A prominent symbol of Pingyao is the Gate Tower – there are six guarding the entrances and the center of the city.
Pingyao is a walled city, and the view from atop the wall is enchanting – a sweeping vista over layers of rooftops and down into family courtyards.
Forty thousand people live inside the 2600-year-old walls of Pingyao and have called it home for countless generations. The unchanging life of the locals just goes on around the tourists.
The red Jeep rocket launcher is the new way of celebrating weddings with firecrackers and fireworks – the only way having caused too many fires.
Pingyao is proud of a reputation for exceptional corned beef, sweet sorghum vinegar, and wheat noodles. With Jonathon, I tried them all!
Mian Shan (Mian Mountain), the second exceptional attraction of Pingyao, is 40 kms outside the city. An easy and scenic drive ends at the base of a mountain range, cut sharply by the Mian Shan canyon. A small road climbs up and along the side of the canyon, a river far below and temples hanging on the cliffs above.
Jonathon is climbing the chains that pilgrims had to climb before the zigzagging steps were built. The height gives a view of a different China in each direction.
The third exceptional attraction is the amazingly creative theatre performance Pingyao Impression celebrating the history of Pingyao. In a striking auditorium, the audience moves through the sets with the actors as the story unfolds around them. Thankfully Jonathon kept up a running explanation for me! I was hugely impressed by it all and deeply moved by the finale where young people from the Chinese diaspora came home to proudly claim the Pingyao that was in their blood and their hearts.
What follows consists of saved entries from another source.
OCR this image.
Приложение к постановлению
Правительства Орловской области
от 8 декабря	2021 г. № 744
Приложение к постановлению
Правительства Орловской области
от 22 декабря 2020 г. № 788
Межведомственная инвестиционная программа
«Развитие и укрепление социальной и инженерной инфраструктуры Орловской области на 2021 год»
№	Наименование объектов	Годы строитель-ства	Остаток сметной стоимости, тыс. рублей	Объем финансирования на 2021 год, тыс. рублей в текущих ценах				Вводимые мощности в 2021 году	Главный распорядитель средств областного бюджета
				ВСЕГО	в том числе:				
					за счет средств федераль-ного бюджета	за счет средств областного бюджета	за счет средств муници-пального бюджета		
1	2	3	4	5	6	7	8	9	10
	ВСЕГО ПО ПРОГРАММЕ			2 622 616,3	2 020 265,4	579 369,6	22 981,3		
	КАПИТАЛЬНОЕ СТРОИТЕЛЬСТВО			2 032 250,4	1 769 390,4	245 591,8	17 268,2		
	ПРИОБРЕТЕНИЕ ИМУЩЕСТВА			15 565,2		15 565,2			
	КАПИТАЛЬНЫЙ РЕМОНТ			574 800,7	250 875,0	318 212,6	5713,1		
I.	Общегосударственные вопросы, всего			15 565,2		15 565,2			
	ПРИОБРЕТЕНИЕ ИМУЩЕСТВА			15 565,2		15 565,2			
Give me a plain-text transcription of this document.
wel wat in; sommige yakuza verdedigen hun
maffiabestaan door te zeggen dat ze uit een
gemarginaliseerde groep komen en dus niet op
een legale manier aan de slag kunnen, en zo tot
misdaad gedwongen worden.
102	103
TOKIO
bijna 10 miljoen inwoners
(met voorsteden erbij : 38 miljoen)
My hotel – the Pingyao Laochenggen Inn – is a former courtyard home – very small, very inexpensive, a little far from the action – like, where the food was, but the host was as helpful as he could possibly be when we didn’t share a language. Inside the city walls, nights were almost silent, mornings were heralded by roosters and bicycles. I’m glad I spent 5 nights there so that I could experience a little of life in the city.
When I’m adventuring, always I wonder what I should purchase as a small reminder that could fit in a traveler’s suitcase. Pingyao is famous for beautiful lacquered boxes and intricate paper cutting, but I chose red china lantern teacups that now sit on my desk in Oman.
Always I am captivated by the characters I capture. The little girl was in a group of school kids who were enormously proud volunteer tour guides on National Day.
Always I am intrigued by the details I find on close inspection.
Doors in China are always blocked by a large wooden bar at ground level to trip up evil spirits. Occasionally, the step is too high for some people. Clever solution!